The future of Truist stadium, disaster preparedness and fall favorites
September's Power Poll Winston-Salem results are in!
Welcome to September’s Power Poll. Thanks to those of you who took the time to vote.
Our first question asked how you felt about the future of Truist ballpark and the Dash’s continued presence in the city. This question was prompted by recent articles in the Winston-Salem Journal about a request for the city to put another $5 million (paid for by bonds) into the ballpark to pay for a new locker room, an office for visiting team managers and improvements to outfield walls.
Since the 2020 season, Major League Baseball has announced it will reduce 160 minor league teams to 120. In response, the city council approved cutting the team’s annual lease in February 2021. The Dash has promised to keep paying rent until 2045, but there’s no way to know if the team will still be around then.
Overall, questions about the team’s future don’t seem to be a huge concern for most of you. We had an almost even split between the two largest groups of responses—35% said that you’re not at all worried about the team’s, and the stadium’s, future. That was followed by 37% of you who said you had some concerns. Nine percent are very concerned that the team and stadium have no future here. Nineteen percent of you didn’t know or had no opinion.
There’s no doubt that the development around the stadium is transforming a creepy fringe area of mostly small, poorly maintained properties into something that approaches an urban gateway. I drive Broad Street to and from work every day. New apartments are going up. People are walking dogs, a small but significant sign of community. After many years of stagnation, the area hums with activity and it’s awful to think what could happen if the Dash was one of the minor league teams cut. Do you all know something that the general public doesn’t? Hopefully you do, and there is nothing to be concerned about.
Our second question asked how concerned you are about this area’s ability to handle a natural disaster or a crisis, such as the water emergency in Jackson, Miss. Just 10% are very concerned. The majority of voters, 63%, have some concerns depending on the nature of the disaster or crisis. Of the remaining votes, 23% of you aren’t very concerned and 4% don’t know or have no opinion.
The impetus for this question came from a 2021 survey of about 1,400 county residents who were asked how they felt about life in the county and its amenities. One of the top three areas identified as a priority to raise the county’s overall satisfaction rating was efforts to ensure the community is prepared for a natural disaster or crisis.

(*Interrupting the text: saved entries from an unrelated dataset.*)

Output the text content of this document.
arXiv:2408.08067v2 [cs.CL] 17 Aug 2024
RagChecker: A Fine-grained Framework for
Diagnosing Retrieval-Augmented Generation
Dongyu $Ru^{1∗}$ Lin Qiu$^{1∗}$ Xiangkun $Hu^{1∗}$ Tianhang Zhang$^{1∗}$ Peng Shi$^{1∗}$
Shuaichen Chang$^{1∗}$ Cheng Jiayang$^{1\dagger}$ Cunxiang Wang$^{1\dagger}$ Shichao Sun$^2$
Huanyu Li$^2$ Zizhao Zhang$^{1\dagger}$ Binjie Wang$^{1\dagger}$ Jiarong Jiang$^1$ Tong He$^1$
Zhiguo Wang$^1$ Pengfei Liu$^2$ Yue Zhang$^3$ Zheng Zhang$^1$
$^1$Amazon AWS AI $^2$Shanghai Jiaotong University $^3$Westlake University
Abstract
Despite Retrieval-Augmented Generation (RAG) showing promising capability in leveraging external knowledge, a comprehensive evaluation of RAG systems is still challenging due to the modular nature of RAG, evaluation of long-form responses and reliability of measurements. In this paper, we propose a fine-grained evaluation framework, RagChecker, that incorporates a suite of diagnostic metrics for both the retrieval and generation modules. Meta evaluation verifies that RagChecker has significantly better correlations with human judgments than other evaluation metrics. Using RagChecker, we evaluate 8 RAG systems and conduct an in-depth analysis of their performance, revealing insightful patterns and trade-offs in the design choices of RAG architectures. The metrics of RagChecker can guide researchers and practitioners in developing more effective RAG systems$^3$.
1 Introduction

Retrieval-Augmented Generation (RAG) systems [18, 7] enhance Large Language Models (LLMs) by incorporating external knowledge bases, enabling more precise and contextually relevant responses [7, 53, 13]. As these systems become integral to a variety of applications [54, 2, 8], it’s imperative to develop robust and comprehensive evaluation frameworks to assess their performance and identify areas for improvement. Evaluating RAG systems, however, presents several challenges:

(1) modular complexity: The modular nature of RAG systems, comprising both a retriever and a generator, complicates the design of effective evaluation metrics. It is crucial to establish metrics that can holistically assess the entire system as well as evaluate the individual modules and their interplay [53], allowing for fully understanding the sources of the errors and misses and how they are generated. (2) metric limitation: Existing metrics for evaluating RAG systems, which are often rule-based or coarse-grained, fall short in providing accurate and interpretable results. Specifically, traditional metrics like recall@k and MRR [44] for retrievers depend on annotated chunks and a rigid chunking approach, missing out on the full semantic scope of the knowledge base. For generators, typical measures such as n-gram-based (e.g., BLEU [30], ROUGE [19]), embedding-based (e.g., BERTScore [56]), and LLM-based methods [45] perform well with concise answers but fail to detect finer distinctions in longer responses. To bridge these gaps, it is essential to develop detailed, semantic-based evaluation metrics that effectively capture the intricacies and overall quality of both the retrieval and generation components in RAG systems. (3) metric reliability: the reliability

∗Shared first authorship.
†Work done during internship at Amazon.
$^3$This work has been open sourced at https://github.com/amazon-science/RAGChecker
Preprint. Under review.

Admittedly, Power Poll represents a small sample of leaders, but certainly all communities find from time to time that leadership’s concerns widely diverge from citizens’ concerns. Sometimes it’s a lack of communication. Sometimes it’s overconfidence. Sometimes a bad experience taints the public’s views. This survey would have taken place before the Weaver Fertilizer fire, so it’s hard to say what’s driving the concern.
Jeff Smith, of Smitty’s Notes fame, said that after participating in the City of Winston-Salem University, in which he learned about the utilities commission, which oversees our water, “I feel confident we shouldn’t have the problem Mississippi is having.”
Bill Apple, mayor pro tem of Kernersville, said that he has great confidence in local government to get us through either situation mentioned in the question. “What can make us better is to intentionally and proactively plan as to how to deal with either eventuality,” he said.
Finally, our lighter-hearted question asked about what you’re most looking forward to about fall. A whopping 43% hail the return of cooler weather. Fall foliage, at 22%, was the second choice, closely followed by the 20% who look forward to fall sports. Fall festivals received 7% of the vote and only 6% voted for fall foods. Truthfully, I’ve always thought pumpkin spice is overrated. Apparently, I’m not alone.
That’s it for this month. As always, feel free to email me comments, ideas for questions or constructive criticism.
About Power Poll: Power Poll asks questions of the most powerful, influential people in U.S. cities. It is not a scientific survey. But because the people responding to the surveys comprise the leadership structure of their cities, the results afford a fascinating glimpse into the thoughts, opinions, and beliefs of those in a position to make change. Power Poll is distinctly nonpartisan.